Scope, not spin: the limitation that gives the claim teeth is the combination — a single converter architecture that ties together a renewable source (solar) and a storage element (battery) while managing flow in both directions. The CPC tags confirm the weighting: H02J 3/385 (sources of renewable energy with storage) and H02J 3/32 (using batteries as buffer for network voltage). The inventive step is the shared-converter integration of generation and storage, not the bidirectionality on its own.
Why this matters for claim construction: an accused product that does two-way power flow is not enough to infringe; it would need to practice the specific integrated storage-plus-renewable converter arrangement the claims recite. That narrows the patent's reach considerably and is exactly the kind of limitation a casual reader skips when the abstract says "bidirectional."
It also explains the commercial logic. Solar-plus-storage installations want to minimize hardware: one power-conversion stage that handles PV input, battery charge, and grid export is cheaper and simpler than separate boxes.
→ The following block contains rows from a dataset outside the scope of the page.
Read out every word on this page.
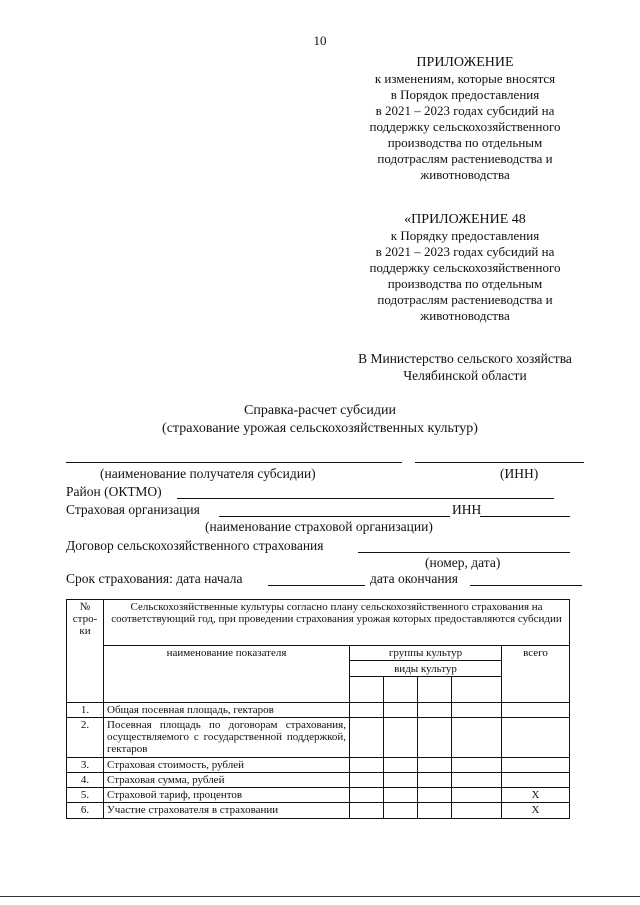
10
ПРИЛОЖЕНИЕ
к изменениям, которые вносятся
в Порядок предоставления
в 2021 – 2023 годах субсидий на
поддержку сельскохозяйственного
производства по отдельным
подотраслям растениеводства и
животноводства
«ПРИЛОЖЕНИЕ 48
к Порядку предоставления
в 2021 – 2023 годах субсидий на
поддержку сельскохозяйственного
производства по отдельным
подотраслям растениеводства и
животноводства
В Министерство сельского хозяйства
Челябинской области
Справка-расчет субсидии
(страхование урожая сельскохозяйственных культур)
(наименование получателя субсидии)	(ИНН)
Район (ОКТМО)
Страховая организация	ИНН
(наименование страховой организации)
Договор сельскохозяйственного страхования
(номер, дата)
Срок страхования: дата начала	дата окончания
№ стро- ки	Сельскохозяйственные культуры согласно плану сельскохозяйственного страхования на соответствующий год, при проведении страхования урожая которых предоставляются субсидии					
	наименование показателя	группы культур				всего
		виды культур				

1.	Общая посевная площадь, гектаров					
2.	Посевная площадь по договорам страхования, осуществляемого с государственной поддержкой, гектаров					
3.	Страховая стоимость, рублей					
4.	Страховая сумма, рублей					
5.	Страховой тариф, процентов					Х
6.	Участие страхователя в страховании					Х
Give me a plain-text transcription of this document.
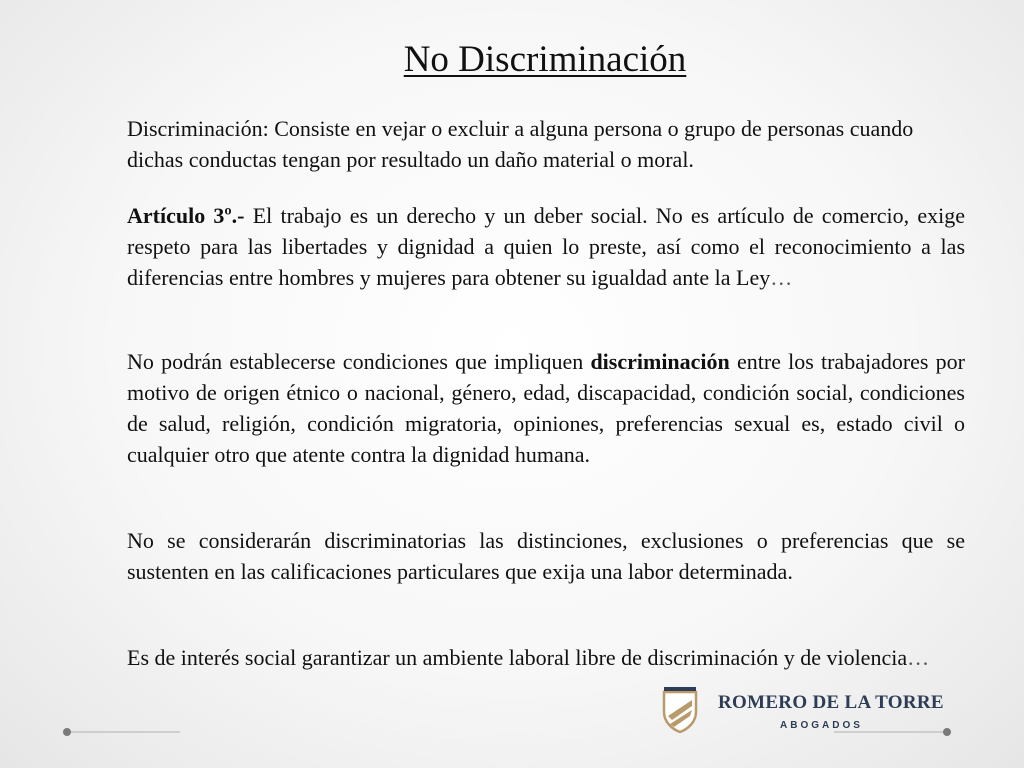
No Discriminación

Discriminación: Consiste en vejar o excluir a alguna persona o grupo de personas cuando dichas conductas tengan por resultado un daño material o moral.

Artículo 3º.- El trabajo es un derecho y un deber social. No es artículo de comercio, exige respeto para las libertades y dignidad a quien lo preste, así como el reconocimiento a las diferencias entre hombres y mujeres para obtener su igualdad ante la Ley…

No podrán establecerse condiciones que impliquen discriminación entre los trabajadores por motivo de origen étnico o nacional, género, edad, discapacidad, condición social, condiciones de salud, religión, condición migratoria, opiniones, preferencias sexual es, estado civil o cualquier otro que atente contra la dignidad humana.

No se considerarán discriminatorias las distinciones, exclusiones o preferencias que se sustenten en las calificaciones particulares que exija una labor determinada.

Es de interés social garantizar un ambiente laboral libre de discriminación y de violencia…

ROMERO DE LA TORRE
ABOGADOS
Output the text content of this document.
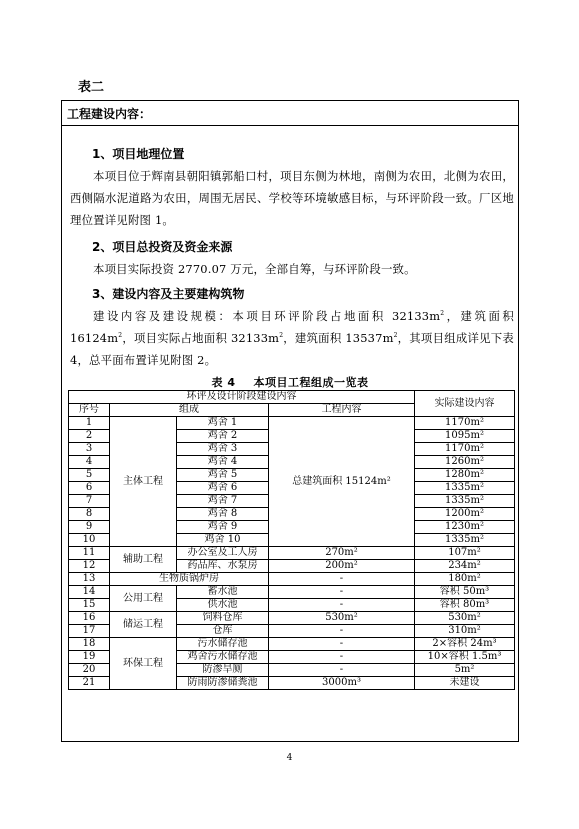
表二
工程建设内容：
1、项目地理位置

本项目位于辉南县朝阳镇郭船口村，项目东侧为林地，南侧为农田，北侧为农田，西侧隔水泥道路为农田，周围无居民、学校等环境敏感目标，与环评阶段一致。厂区地理位置详见附图 1。

2、项目总投资及资金来源

本项目实际投资 2770.07 万元，全部自筹，与环评阶段一致。

3、建设内容及主要建构筑物

建设内容及建设规模：本项目环评阶段占地面积 $32133m^2$，建筑面积 $16124m^2$，项目实际占地面积 $32133m^2$，建筑面积 $13537m^2$，其项目组成详见下表 4，总平面布置详见附图 2。

表 4 本项目工程组成一览表
环评及设计阶段建设内容				实际建设内容
序号	组成		工程内容	
1	主体工程	鸡舍 1	总建筑面积 15124m²	1170m²
2		鸡舍 2		1095m²
3		鸡舍 3		1170m²
4		鸡舍 4		1260m²
5		鸡舍 5		1280m²
6		鸡舍 6		1335m²
7		鸡舍 7		1335m²
8		鸡舍 8		1200m²
9		鸡舍 9		1230m²
10		鸡舍 10		1335m²
11	辅助工程	办公室及工人房	270m²	107m²
12		药品库、水泵房	200m²	234m²
13	生物质锅炉房		-	180m²
14	公用工程	蓄水池	-	容积 50m³
15		供水池	-	容积 80m³
16	储运工程	饲料仓库	530m²	530m²
17		仓库	-	310m²
18	环保工程	污水储存池	-	2×容积 24m³
19		鸡舍污水储存池	-	10×容积 1.5m³
20		防渗旱厕	-	5m²
21		防雨防渗储粪池	3000m³	未建设
4
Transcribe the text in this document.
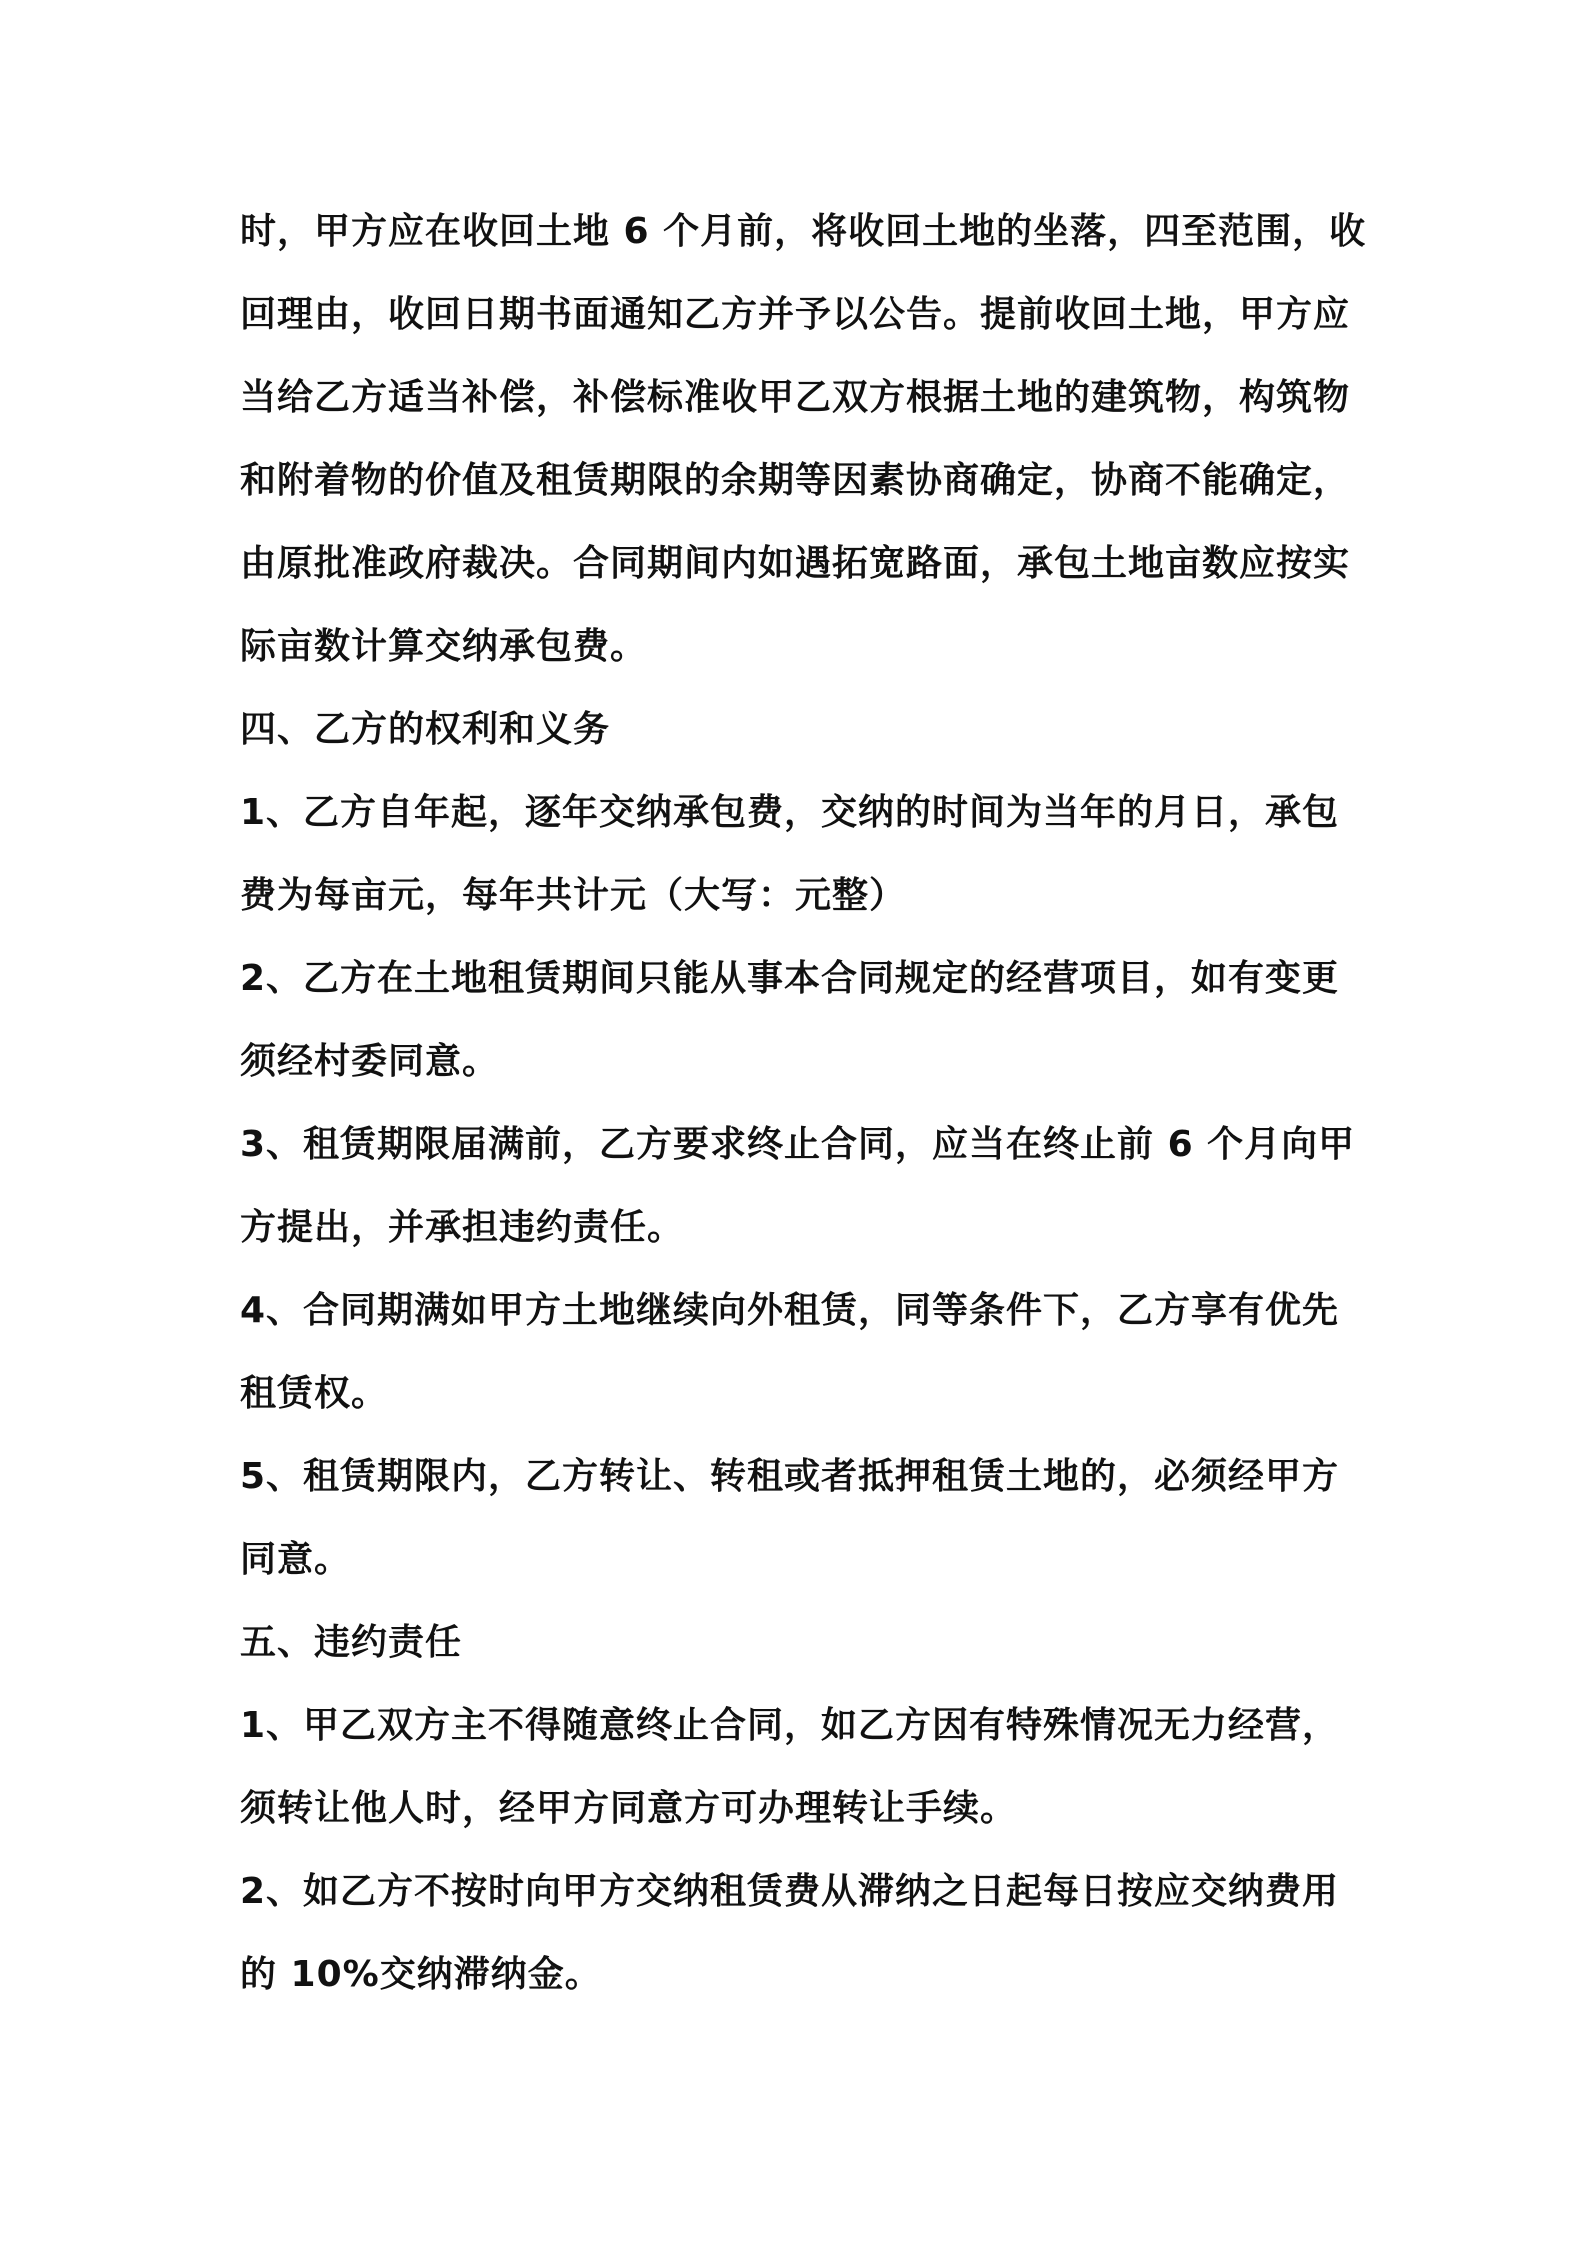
时，甲方应在收回土地 6 个月前，将收回土地的坐落，四至范围，收
回理由，收回日期书面通知乙方并予以公告。提前收回土地，甲方应
当给乙方适当补偿，补偿标准收甲乙双方根据土地的建筑物，构筑物
和附着物的价值及租赁期限的余期等因素协商确定，协商不能确定，
由原批准政府裁决。合同期间内如遇拓宽路面，承包土地亩数应按实
际亩数计算交纳承包费。
四、乙方的权利和义务
1、乙方自年起，逐年交纳承包费，交纳的时间为当年的月日，承包
费为每亩元，每年共计元（大写：元整）
2、乙方在土地租赁期间只能从事本合同规定的经营项目，如有变更
须经村委同意。
3、租赁期限届满前，乙方要求终止合同，应当在终止前 6 个月向甲
方提出，并承担违约责任。
4、合同期满如甲方土地继续向外租赁，同等条件下，乙方享有优先
租赁权。
5、租赁期限内，乙方转让、转租或者抵押租赁土地的，必须经甲方
同意。
五、违约责任
1、甲乙双方主不得随意终止合同，如乙方因有特殊情况无力经营，
须转让他人时，经甲方同意方可办理转让手续。
2、如乙方不按时向甲方交纳租赁费从滞纳之日起每日按应交纳费用
的 10%交纳滞纳金。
A patent on that consolidation is more valuable, and more specific, than a patent on the generic idea of two-way conversion — because the consolidation is where the cost and the differentiation actually live.
The discipline this column insists on: don't read "bidirectional" as the claim. Read the dependent structure and the CPC tags, and the patent resolves into something precise — an integrated renewable-and-storage converter topology. That is what is fenced off. Two-way power flow, by itself, is not.